Asas
legalitas yang dikenal dalam hukum pidana modern muncul dari lingkup sosiologis
Abad Pencerahan yang mengagungkan doktrin perlindungan rakyat dari perlakuan
sewenang-wenang kekuasaan. Sebelum datang Abad Pencerahan, kekuasaan dapat
menghukum orang meski tanpa ada peraturan terlebih dulu. Saat itu, selera
kekuasaanlah yang paling berhak menentukan apakah perbuatan dapat dihukum atau
tidak. Untuk menangkalnya, hadirlah asas legalitas yang merupakan instrumen
penting perlindungan kemerdekaan individu saat berhadapan dengan negara. Dengan
demikian, apa yang disebut dengan perbuatan yang dapat dihukum menjadi otoritas
peraturan, bukan kekuasaan.
Menurut para ahli hukum, akar gagasan asas legalitas berasal
dari ketentuan Pasal 39 Magna Charta (1215) di Inggris yang menjamin adanya
perlindungan rakyat dari penangkapan, penahanan, penyitaan, pembuangan, dan
dikeluarkannya seseorang dari perlindungan hukum/undang-undang, kecuali ada
putusan peradilan yang sah. Ketentuan ini diikuti Habeas Corpus Act (1679) di
Inggris yang mengharuskan seseorang yang ditangkap diperiksa dalam waktu
singkat. Gagasan ini mengilhami munculnya salah satu ketentuan dalam
Declaration of Independence (1776) di Amerika Serikat yang menyebutkan, tiada
seorang pun boleh dituntut atau ditangkap selain dengan, dan karena tindakan-tindakan
yang diatur dalam, peraturan perundang-undangan.

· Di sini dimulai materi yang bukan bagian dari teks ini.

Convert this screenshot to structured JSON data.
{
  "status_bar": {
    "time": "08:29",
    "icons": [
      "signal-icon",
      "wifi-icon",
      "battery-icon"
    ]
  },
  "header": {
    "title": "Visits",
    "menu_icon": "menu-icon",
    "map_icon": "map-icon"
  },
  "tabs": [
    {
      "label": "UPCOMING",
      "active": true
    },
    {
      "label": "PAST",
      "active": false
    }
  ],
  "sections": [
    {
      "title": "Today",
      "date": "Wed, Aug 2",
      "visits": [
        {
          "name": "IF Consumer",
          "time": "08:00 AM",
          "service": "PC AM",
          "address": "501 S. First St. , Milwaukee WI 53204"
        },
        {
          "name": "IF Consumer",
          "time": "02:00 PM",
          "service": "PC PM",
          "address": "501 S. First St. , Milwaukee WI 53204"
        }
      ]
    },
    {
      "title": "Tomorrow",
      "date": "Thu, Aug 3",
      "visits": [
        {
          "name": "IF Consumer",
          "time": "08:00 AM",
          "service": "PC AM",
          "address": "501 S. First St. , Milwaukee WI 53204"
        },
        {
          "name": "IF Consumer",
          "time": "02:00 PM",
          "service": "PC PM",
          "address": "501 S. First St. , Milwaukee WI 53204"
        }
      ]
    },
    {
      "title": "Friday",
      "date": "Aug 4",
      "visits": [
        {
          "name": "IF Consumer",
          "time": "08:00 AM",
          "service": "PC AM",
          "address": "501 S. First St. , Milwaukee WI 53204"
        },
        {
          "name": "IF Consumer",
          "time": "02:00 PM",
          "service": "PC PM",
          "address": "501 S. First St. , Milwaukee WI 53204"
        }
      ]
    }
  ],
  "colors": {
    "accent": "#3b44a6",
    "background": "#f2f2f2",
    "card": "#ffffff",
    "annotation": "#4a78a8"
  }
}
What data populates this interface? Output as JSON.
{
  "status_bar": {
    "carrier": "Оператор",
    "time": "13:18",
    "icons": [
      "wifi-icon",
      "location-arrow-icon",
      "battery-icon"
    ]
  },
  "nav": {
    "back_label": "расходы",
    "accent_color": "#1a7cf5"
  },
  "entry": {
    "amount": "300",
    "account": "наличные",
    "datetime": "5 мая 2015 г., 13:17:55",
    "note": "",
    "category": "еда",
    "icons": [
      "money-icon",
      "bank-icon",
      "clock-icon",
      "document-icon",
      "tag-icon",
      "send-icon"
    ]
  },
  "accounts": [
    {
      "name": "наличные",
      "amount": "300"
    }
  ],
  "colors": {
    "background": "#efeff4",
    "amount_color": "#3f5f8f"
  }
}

Salah satu keberhasilan kekuasaan Napoleon Bonaparte adalah dia berhasil mengokupasi beberapa wilayah Eropa di
sekitar Perancis, termasuk Nederland. Napoleon menjadikan Nederland sebagai
daerah persemakmuran Perancis dengan nama Republik Bataaf. Republik ini
diserahkan kepada adik Napoleon (Napoleon III).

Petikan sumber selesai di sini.